The performance of the multifamily housing segment is a mixed bag with occupancy rates and rents going up even as delinquencies in certain Fitch-rated CMBS loans rise, the ratings giant said Friday. 

Fitch assembled a report on multifamily CMBS, discovering that there is no direct corollary to show why the multifamily sector is struggling with delinquencies on CMBS in markets that are struggling single-family markets. Fitch said analysts presumed weak single-family housing markets would spur along rental activity with more families facing foreclosure searching for apartment rentals. 

Instead, Fitch found no direct corollary in  markets like Texas, where both the single-family and multifamily segments are doing relatively well. 

However, in Las Vegas, where home prices are down 62% and single-family housing is struggling, the $1.2 billion in CMBS multifamily loans in the area have a delinquency rate of 32.6%. What's different about Las Vegas is the lack of an inverse corollary between residential home prices and improved performances in the multifamily sector. 

Fitch thought a weak single-family segment would spur along multifamily CMBS loan performance in places like Vegas.

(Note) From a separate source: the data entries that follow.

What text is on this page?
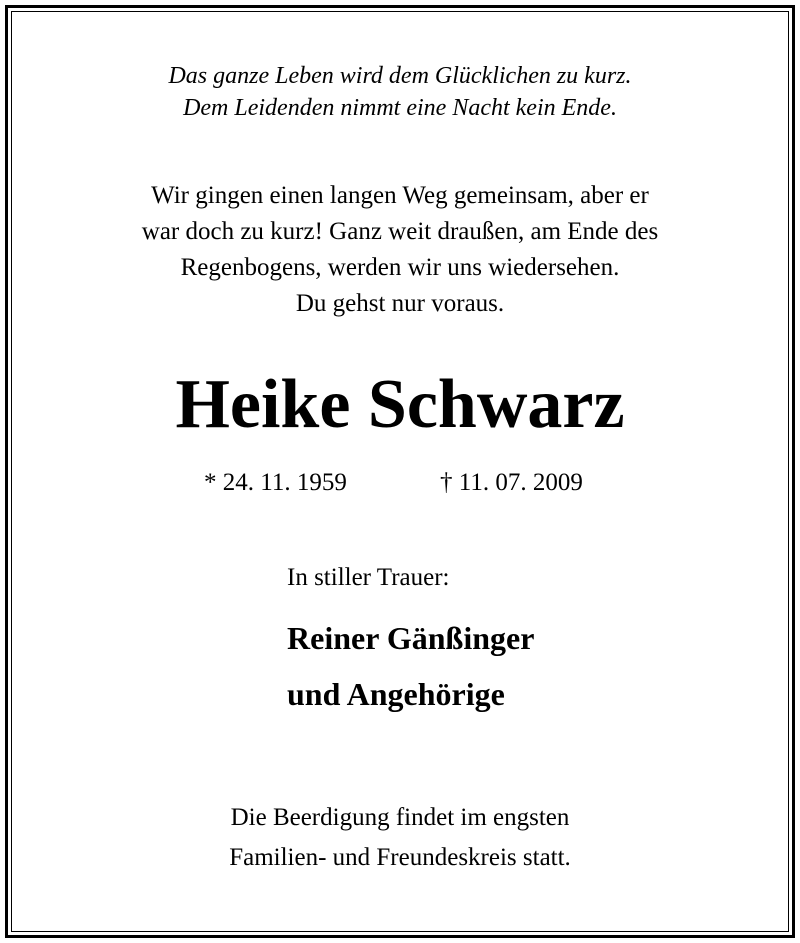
Das ganze Leben wird dem Glücklichen zu kurz.
Dem Leidenden nimmt eine Nacht kein Ende.
Wir gingen einen langen Weg gemeinsam, aber er
war doch zu kurz! Ganz weit draußen, am Ende des
Regenbogens, werden wir uns wiedersehen.
Du gehst nur voraus.
Heike Schwarz
* 24. 11. 1959	† 11. 07. 2009
In stiller Trauer:
Reiner Gänßinger
und Angehörige
Die Beerdigung findet im engsten
Familien- und Freundeskreis statt.
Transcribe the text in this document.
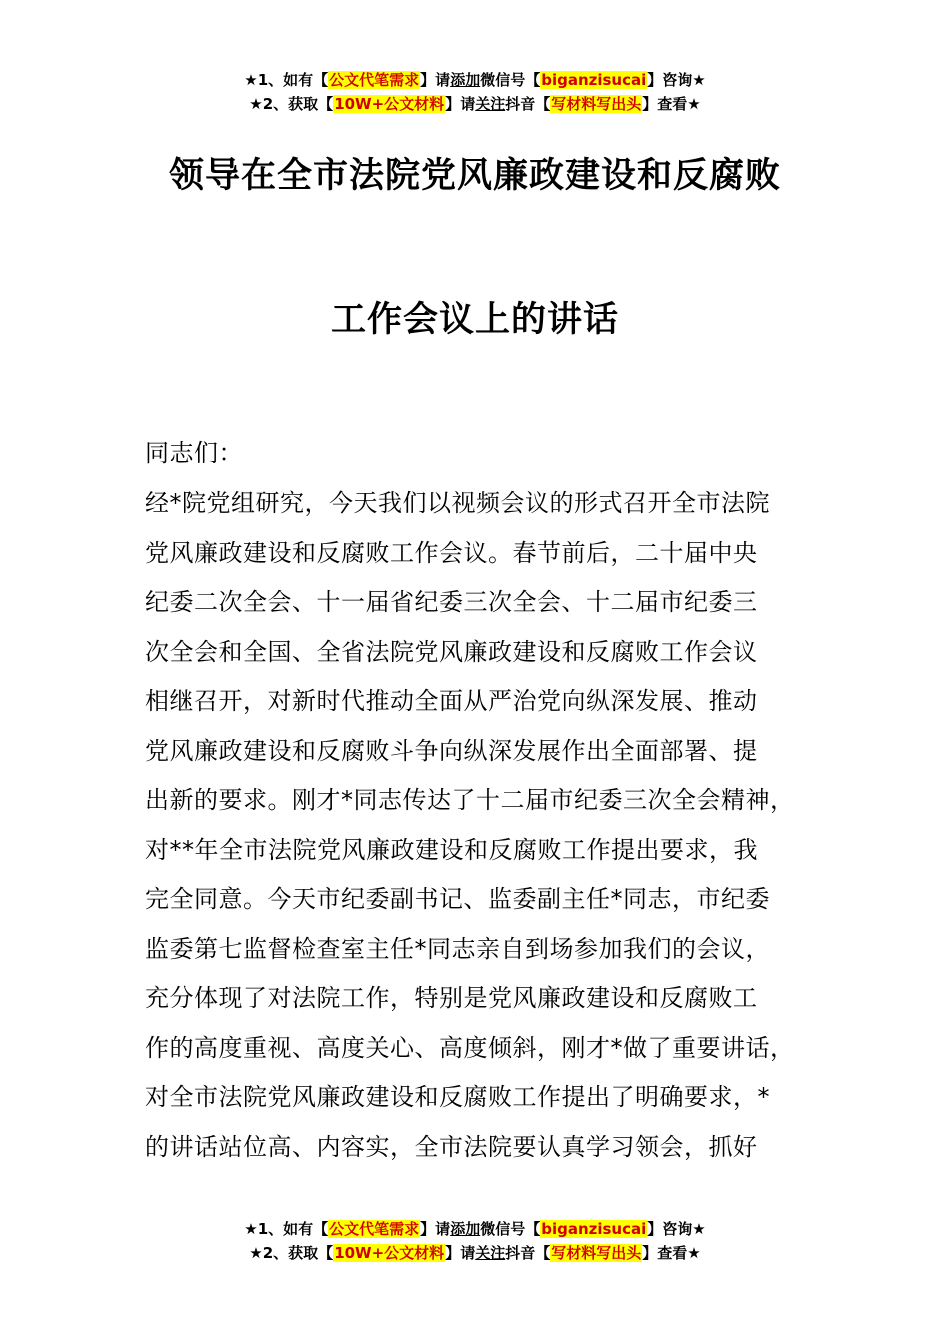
★1、如有【公文代笔需求】请添加微信号【biganzisucai】咨询★
★2、获取【10W+公文材料】请关注抖音【写材料写出头】查看★
领导在全市法院党风廉政建设和反腐败
工作会议上的讲话
同志们：
经*院党组研究，今天我们以视频会议的形式召开全市法院
党风廉政建设和反腐败工作会议。春节前后，二十届中央
纪委二次全会、十一届省纪委三次全会、十二届市纪委三
次全会和全国、全省法院党风廉政建设和反腐败工作会议
相继召开，对新时代推动全面从严治党向纵深发展、推动
党风廉政建设和反腐败斗争向纵深发展作出全面部署、提
出新的要求。刚才*同志传达了十二届市纪委三次全会精神，
对**年全市法院党风廉政建设和反腐败工作提出要求，我
完全同意。今天市纪委副书记、监委副主任*同志，市纪委
监委第七监督检查室主任*同志亲自到场参加我们的会议，
充分体现了对法院工作，特别是党风廉政建设和反腐败工
作的高度重视、高度关心、高度倾斜，刚才*做了重要讲话，
对全市法院党风廉政建设和反腐败工作提出了明确要求，*
的讲话站位高、内容实，全市法院要认真学习领会，抓好
★1、如有【公文代笔需求】请添加微信号【biganzisucai】咨询★
★2、获取【10W+公文材料】请关注抖音【写材料写出头】查看★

But in fact, both sectors are struggling there. 

At the same time, this inverse corollary exists in California where home prices are down and declining, and the state's delinquency rate for CMBS multifamily loans is just 4.4%, representing less than a third of the overall multifamily delinquency rate. 

Multifamily loans currently make up $54.9 billion in fixed-rate multi-borrower CMBS-rated Fitch Ratings, representing 14% of the total rated CMBS portfolio.  

The multifamily delinquency rate at the end of 2011 stood at 14.4% but dropped to 12.8% in January. 

The states with the highest CMBS multifamily delinquency rates include New York with a 53.8% delinquency rate, followed by Nevada (32.6% delinquency rate) and Connecticut (22.3%).